Je n’ai jamais pensé vouloir publier un autre livre avec des images en provenance d’Inde. Jusqu’à ce que Pierre Defaix se ramène avec ses photos, si fortes, de Kolkata. Cinq minutes après il était clair que cela devait devenir un livre Peperoni.
Maintenant, il est fait et il est sacrément bon. Si nous ne parlons pas de cela, de quand et comment Pierre a fait, nous plongeons, avec tous nos sens, avec les mains et les pieds, corps et âme. Une oscillation, une agitation, une folie, un tumulte. Et si tendre, si calme, si triste, si vrai. Des gens, des animaux, des légumes, des poissons et des anneaux d’or sur le petit orteil. Des symboles : la lumière, le feu, l’eau. Une folie grandiose, des pages doubles brillamment composées. Mais on n’y réfléchit pas du tout, on avance. Vers la rose, l’homme qui fume, les pieds des poules, la feuille d’or.
Peut-être que ces photos ont été prises avec un appareil photo. Mais elles touchent comme un circuit direct le cerveau d’un visiteur impressionné de Kolkata. Un chef-d’œuvre ! »
NEGATIVES
XU YONG
Verlag Kettler, Dortmund, 2015
Ce livre montre, en négatif, des images prises sur la place Tiananmen par Xu Yong, pendant le printemps de Pékin (mai – juin 1989) des étudiants chinois. L’effet est frappant pour notre œil profane, les visages disparaissent, les formes deviennent floues. Pourtant l’image est bien là. Il suffit de braquer un appareil numérique (caméra ou smartphone) sur les photos du livre en ayant inversé les couleurs pour retrouver une forme familière de l’image.

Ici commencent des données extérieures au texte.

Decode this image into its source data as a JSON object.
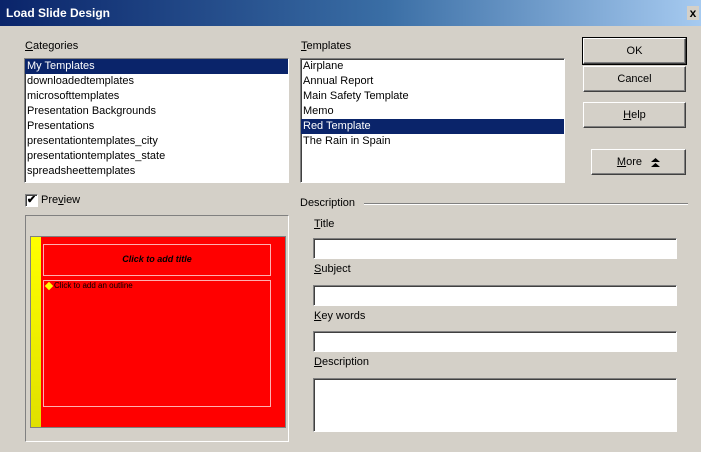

« Dans la photographie traditionnelle, l’image négative est la façon la plus directe de capturer une image analogue par la photochimie […] Au moment où l’image négative se forme, elle ne peut pas être vue immédiatement par le photographe […] Ainsi une partie importante du travail du photographe traditionnel est d’anticiper l’effet visuel de l’image négative.
[…]
Les photographes sont capables d’examiner la qualité d’une photographie et d’utiliser en même temps l’image négative pour voir l’image réelle du monde. […] Comme preuve directe de l’image réelle du monde, le négatif était encore plus vrai que les reproductions qui en sont tirées. Pour le spectateur ordinaire, l’image négative est l’antithèse de l’authenticité visuelle. » [Shu Yang]
Si le mot négatif s’applique à la photographie, il exprime aussi un sentiment. A l’heure du numérique et, sur un sujet que la mémoire officielle chinoise souhaite voir disparaître, Xu Yong utilise un procédé qui oblige le spectateur à faire lui-même la démarche de passer du négatif au positif.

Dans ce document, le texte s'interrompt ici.